The ScriptBase Corpus

If you use this data, please cite either or both of the following papers:

If you are using ScriptBase-alpha:

Philip John Gorinski and Mirella Lapata (2015). Movie Script Summarization as Graph-based Scene Extraction. In Proceedings of NAACL-HLT 2015, Denver, Colorado, USA.

If you are using ScriptBase-j:

Philip John Gorinski and Mirella Lapata (2018). What's this Movie about? A Joint Neural Network Architecture for Movie Content Analysis.

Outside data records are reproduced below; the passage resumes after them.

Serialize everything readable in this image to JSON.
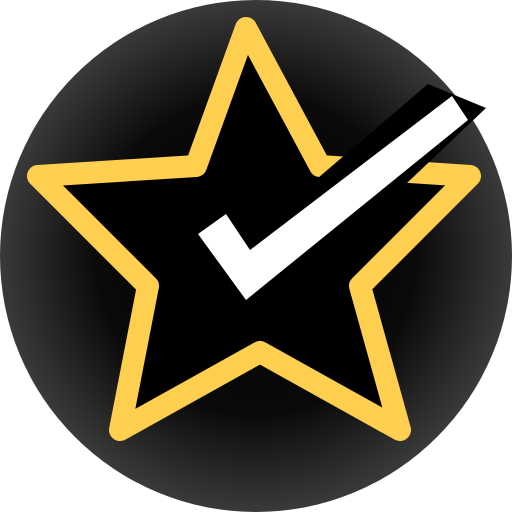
{
  "icon": {
    "name": "star-check-badge",
    "colors": {
      "background_outer": "#000000",
      "background_inner": "#3a3a3a",
      "star_outline": "#ffcf4f",
      "star_fill": "#000000",
      "checkmark": "#ffffff"
    }
  }
}
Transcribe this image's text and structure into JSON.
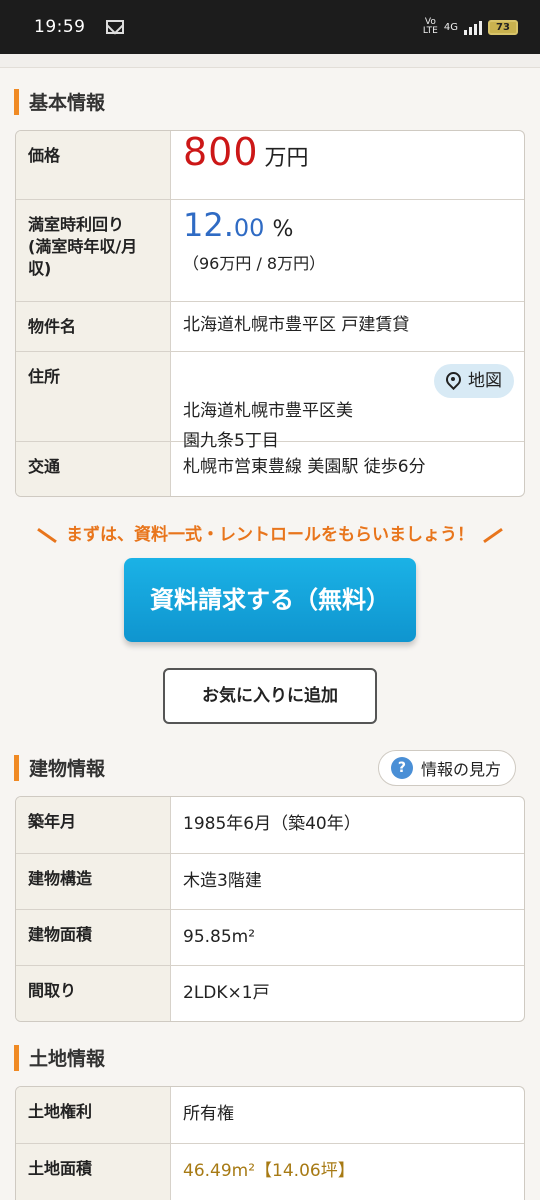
{
  "status_bar": {
    "time": "19:59",
    "volte": "Vo\nLTE",
    "network": "4G",
    "battery": "73"
  },
  "basic_info": {
    "heading": "基本情報",
    "rows": {
      "price": {
        "label": "価格",
        "number": "800",
        "unit": "万円"
      },
      "yield": {
        "label": "満室時利回り\n(満室時年収/月収)",
        "int": "12.",
        "dec": "00",
        "pct": "%",
        "sub": "（96万円 / 8万円）"
      },
      "name": {
        "label": "物件名",
        "value": "北海道札幌市豊平区 戸建賃貸"
      },
      "address": {
        "label": "住所",
        "value": "北海道札幌市豊平区美\n園九条5丁目",
        "map_label": "地図"
      },
      "transit": {
        "label": "交通",
        "value": "札幌市営東豊線 美園駅 徒歩6分"
      }
    }
  },
  "cta": {
    "note": "まずは、資料一式・レントロールをもらいましょう！",
    "request_button": "資料請求する（無料）",
    "favorite_button": "お気に入りに追加"
  },
  "building_info": {
    "heading": "建物情報",
    "help_label": "情報の見方",
    "rows": [
      {
        "label": "築年月",
        "value": "1985年6月（築40年）"
      },
      {
        "label": "建物構造",
        "value": "木造3階建"
      },
      {
        "label": "建物面積",
        "value": "95.85m²"
      },
      {
        "label": "間取り",
        "value": "2LDK×1戸"
      }
    ]
  },
  "land_info": {
    "heading": "土地情報",
    "rows": [
      {
        "label": "土地権利",
        "value": "所有権"
      },
      {
        "label": "土地面積",
        "value": "46.49m²【14.06坪】"
      }
    ]
  },
  "colors": {
    "accent": "#f08a24",
    "price": "#cc1717",
    "yield": "#2f6bc4",
    "cta": "#e8751c",
    "button": "#1bb2e6"
  }
}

In Proceedings of NAACL-HLT 2018, New Orleans, Louisiana, USA.

The ScriptBase Corpus is split in two parts:

ScriptBase-alpha: The first crawl of movie scripts

ScriptBase-J: Additional meta data from Jinni

ScriptBase-alpha can be found in the scriptbase_alpha folder.

It contains .tar.gz archives with the following data for 1,276 movies:

  • script.htm / script.html - in cases where the script was crawled from a web-page in HTML format
  • script.txt - plain-text version of the movie script
  • wiki.html - the movie's Wikipedia[1] page (2014 dump)
  • imdb.html - the movie's main IMDB[2] page (2014 dump)
  • keywords.html - the movie's IMDB keywords page
  • credits.html - the movie's IMDB credits page
  • summary.html - the movie's IMDB summaries page
  • synopsis.html - the movie's IMDB synopsis page
  • taglines.html - the movie's IMDB taglines page
  • processed/imdb_meta - meta data extracted from IMDB
  • processed/logTag.txt - the movie's log line(s) and tag line(s), if it has any
  • processed/wikiplot.txt - plain-text version of Wikipedia's plot section for the movie
  • processed/summaries/ - folder containing plain-text versions of the movie's IMDB summaries (if any)

ScriptBase-J can be found in the scriptbase_jinni folder.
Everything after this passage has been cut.